Given the geographically remote nature of offshore petroleum and greenhouse gas activities it is not possible for regulatory staff to be constantly monitoring titleholder activities, so they are reliant on accurate reporting by titleholders to inform them that directions and requirements in the Act have been complied with.

Where the offences relate to doing or not doing an act, proving the intent of a titleholder is very difficult. In these circumstances making the offences ones of strict liability is justified.

This application of strict liability is consistent with Government policy on the application of strict liability and is to provide a regulatory regime that is effective and enforceable. These amendments do not increase any penalties on titleholders, in fact in some instances removes imprisonment as a penalty and instead replaces with penalty units.

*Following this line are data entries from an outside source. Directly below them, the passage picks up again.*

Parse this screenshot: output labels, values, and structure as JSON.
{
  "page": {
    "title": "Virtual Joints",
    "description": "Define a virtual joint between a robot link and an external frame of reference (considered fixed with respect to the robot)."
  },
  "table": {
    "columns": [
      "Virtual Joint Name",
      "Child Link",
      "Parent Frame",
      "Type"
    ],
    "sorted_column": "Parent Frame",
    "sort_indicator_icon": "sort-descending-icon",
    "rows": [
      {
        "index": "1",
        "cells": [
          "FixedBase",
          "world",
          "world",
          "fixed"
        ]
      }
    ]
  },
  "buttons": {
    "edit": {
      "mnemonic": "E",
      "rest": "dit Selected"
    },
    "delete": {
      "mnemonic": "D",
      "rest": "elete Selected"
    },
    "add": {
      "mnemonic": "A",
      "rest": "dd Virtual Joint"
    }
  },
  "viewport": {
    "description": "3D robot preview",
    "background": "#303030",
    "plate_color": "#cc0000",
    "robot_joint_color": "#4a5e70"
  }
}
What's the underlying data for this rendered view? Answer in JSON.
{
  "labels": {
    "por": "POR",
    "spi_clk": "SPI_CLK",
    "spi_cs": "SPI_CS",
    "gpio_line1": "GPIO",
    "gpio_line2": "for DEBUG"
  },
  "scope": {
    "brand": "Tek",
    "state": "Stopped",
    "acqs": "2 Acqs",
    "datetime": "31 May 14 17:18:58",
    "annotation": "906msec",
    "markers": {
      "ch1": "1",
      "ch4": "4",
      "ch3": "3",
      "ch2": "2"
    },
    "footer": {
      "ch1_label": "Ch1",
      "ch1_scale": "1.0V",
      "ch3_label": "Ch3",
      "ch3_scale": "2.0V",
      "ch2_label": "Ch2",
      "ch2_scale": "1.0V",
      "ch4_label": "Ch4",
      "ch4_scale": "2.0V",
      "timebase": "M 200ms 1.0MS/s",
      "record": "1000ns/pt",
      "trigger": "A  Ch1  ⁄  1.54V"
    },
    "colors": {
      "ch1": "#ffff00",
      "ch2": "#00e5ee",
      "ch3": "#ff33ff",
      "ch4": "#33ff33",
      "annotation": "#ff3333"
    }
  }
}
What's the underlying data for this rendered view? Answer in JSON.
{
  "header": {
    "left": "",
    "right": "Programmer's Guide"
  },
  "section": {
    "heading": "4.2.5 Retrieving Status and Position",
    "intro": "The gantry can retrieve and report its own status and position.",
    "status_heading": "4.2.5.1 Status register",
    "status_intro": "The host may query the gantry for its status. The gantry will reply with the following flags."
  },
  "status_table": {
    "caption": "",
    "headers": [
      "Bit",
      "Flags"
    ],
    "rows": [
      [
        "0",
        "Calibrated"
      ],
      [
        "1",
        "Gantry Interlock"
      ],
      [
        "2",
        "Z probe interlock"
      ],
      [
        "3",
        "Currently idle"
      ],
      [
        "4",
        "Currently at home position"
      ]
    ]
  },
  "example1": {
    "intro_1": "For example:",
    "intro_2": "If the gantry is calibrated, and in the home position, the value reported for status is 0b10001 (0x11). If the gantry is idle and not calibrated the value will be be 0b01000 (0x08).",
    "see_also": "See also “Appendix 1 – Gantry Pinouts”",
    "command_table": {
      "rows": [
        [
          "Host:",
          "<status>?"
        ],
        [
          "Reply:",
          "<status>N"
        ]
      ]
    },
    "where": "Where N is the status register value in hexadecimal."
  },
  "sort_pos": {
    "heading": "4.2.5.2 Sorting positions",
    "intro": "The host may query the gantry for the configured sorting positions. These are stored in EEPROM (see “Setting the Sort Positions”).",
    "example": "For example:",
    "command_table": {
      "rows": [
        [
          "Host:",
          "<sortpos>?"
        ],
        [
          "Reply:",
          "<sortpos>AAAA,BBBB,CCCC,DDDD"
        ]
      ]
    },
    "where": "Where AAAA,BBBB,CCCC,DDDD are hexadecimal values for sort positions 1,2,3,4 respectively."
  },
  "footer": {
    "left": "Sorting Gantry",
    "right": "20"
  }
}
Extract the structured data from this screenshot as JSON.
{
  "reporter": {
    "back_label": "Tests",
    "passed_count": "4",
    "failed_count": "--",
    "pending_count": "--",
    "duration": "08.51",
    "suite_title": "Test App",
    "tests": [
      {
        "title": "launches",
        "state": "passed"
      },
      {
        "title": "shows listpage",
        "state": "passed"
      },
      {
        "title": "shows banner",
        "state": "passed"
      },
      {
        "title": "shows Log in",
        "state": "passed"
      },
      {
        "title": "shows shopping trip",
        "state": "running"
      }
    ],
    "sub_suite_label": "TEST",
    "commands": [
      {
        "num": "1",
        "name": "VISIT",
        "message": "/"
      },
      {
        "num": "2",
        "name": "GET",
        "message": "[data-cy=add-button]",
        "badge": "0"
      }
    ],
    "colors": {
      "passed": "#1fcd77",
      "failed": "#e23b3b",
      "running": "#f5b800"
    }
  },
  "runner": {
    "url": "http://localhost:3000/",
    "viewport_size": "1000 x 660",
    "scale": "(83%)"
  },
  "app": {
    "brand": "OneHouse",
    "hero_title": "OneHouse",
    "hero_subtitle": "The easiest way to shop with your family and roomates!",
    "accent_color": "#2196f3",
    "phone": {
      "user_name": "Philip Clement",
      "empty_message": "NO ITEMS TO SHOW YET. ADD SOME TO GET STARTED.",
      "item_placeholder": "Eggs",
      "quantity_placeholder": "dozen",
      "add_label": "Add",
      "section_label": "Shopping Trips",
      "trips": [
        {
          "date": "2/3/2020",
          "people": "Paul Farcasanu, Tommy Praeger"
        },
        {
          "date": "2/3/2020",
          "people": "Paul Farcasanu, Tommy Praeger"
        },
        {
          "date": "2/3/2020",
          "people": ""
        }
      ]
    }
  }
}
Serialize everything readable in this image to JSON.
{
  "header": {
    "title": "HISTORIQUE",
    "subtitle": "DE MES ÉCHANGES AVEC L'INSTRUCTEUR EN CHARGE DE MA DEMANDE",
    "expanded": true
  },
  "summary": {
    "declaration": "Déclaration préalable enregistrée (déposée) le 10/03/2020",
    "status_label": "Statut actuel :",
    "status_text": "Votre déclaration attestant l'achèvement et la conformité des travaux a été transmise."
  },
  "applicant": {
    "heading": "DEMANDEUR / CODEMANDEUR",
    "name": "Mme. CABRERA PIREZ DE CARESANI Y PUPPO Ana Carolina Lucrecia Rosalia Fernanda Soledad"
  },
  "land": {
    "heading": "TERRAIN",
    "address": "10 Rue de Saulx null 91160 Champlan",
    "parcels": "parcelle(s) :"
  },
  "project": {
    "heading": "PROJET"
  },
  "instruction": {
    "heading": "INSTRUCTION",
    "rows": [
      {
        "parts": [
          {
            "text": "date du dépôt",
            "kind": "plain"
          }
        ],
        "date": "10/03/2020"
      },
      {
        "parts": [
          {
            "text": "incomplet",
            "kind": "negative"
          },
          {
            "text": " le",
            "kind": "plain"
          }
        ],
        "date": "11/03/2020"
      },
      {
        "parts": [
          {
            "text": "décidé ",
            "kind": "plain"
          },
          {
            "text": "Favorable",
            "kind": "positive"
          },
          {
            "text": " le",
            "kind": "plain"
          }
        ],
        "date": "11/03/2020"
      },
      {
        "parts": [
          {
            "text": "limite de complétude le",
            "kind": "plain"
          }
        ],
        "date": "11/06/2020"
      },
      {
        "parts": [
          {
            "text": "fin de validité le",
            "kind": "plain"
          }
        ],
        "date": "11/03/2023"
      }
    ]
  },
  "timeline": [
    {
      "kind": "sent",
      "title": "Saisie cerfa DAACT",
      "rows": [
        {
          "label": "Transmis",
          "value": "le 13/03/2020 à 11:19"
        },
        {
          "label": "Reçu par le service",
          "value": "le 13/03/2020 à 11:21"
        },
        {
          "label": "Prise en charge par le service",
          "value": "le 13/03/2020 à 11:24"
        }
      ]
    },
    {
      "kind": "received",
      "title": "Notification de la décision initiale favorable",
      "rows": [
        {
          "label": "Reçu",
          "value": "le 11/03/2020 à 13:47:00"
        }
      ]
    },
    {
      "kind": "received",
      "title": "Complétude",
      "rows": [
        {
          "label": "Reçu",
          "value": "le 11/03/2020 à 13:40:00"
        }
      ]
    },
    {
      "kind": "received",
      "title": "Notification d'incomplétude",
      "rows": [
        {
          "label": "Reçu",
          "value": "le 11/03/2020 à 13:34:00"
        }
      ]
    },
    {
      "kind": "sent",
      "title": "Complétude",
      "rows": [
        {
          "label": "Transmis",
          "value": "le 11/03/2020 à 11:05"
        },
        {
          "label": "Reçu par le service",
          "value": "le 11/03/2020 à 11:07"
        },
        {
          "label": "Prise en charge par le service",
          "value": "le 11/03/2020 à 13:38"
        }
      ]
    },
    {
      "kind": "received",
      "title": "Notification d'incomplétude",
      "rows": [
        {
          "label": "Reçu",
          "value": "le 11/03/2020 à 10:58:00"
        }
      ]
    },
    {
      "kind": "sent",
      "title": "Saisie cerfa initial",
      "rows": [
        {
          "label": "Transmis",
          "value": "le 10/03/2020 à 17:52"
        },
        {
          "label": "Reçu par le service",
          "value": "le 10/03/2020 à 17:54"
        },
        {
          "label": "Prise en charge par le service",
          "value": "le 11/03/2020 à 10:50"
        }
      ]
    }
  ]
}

Further technical amendments in the Bill correct a referencing error and update the listed OHS laws set out in the Act to take into account recent changes to safety regulations.

In summary, through a range of measures including:

  • retaining some of the money raised through industry fees to fund the establishment of a National Offshore Petroleum Regulator;
  • strengthening the functions of NOPSA;
  • increasing the effectiveness of compliance through the application of strict liability to appropriate offences;
  • clarifying the application of titleholder provisions in the Act in relation to multiple titleholders; and
  • setting out that a titleholder’s duty of care under OHS provisions of the Act relates specifically to wells;
  • this Bill underscores the Government’s commitment to the maintenance and continuing improvement of a strong, effective framework for the regulation of offshore petroleum and greenhouse gas activities.


This bill amends the Offshore Petroleum and Greenhouse Gas Storage (Safety Levies) Act 2003 to provide transitional arrangements in relation to the phasing out of the pipeline safety management plan levy.

These arrangements provide time for the States and the Northern Territory to amend their jurisdictional regulations to reflect recent changes in this, the parent Act, and in Commonwealth regulations which have replaced the pipeline safety management plan levy with a safety case levy covering pipelines. These changes were applied to pipelines in both Commonwealth waters and designated coastal waters.

The amendments in this Bill specifically relate to the safety regime for pipelines in designated coastal waters. This amendment provides that from 1 January 2010, when amendments to this Act and related regulations came into force, until 31 December 2012 - that a pipeline safety management plan in force is treated, for the purposes of this Act, as if a safety case for the pipeline is in force. These amendments ensure that safety levies relating to pipelines in designated coastal waters can continue to be collected.

The amendments also include similar transitional amendments to reflect minor changes in relation to a safety case in designated coastal waters, understood to be within the meaning of regulations of a State or Northern Territory that have not yet been amended to reflect Commonwealth changes made on 1 January 2010.

Ordered that further consideration of the second reading of these bills be adjourned to the first sitting day of the next period of sittings, in accordance with standing order 111.

Ordered that the Healthcare Identifiers Bill 2010 and the Healthcare Identifiers (Consequential Amendments) Bill 2010 be listed on the Notice Paper as one order of the day and the Offshore Petroleum and Greenhouse Gas Storage Legislation Amendment (Miscellaneous Measures) Bill 2010 and the Offshore Petroleum and Greenhouse Gas Storage (Safety Levies) Amendment Bill 2010 as one order of the day.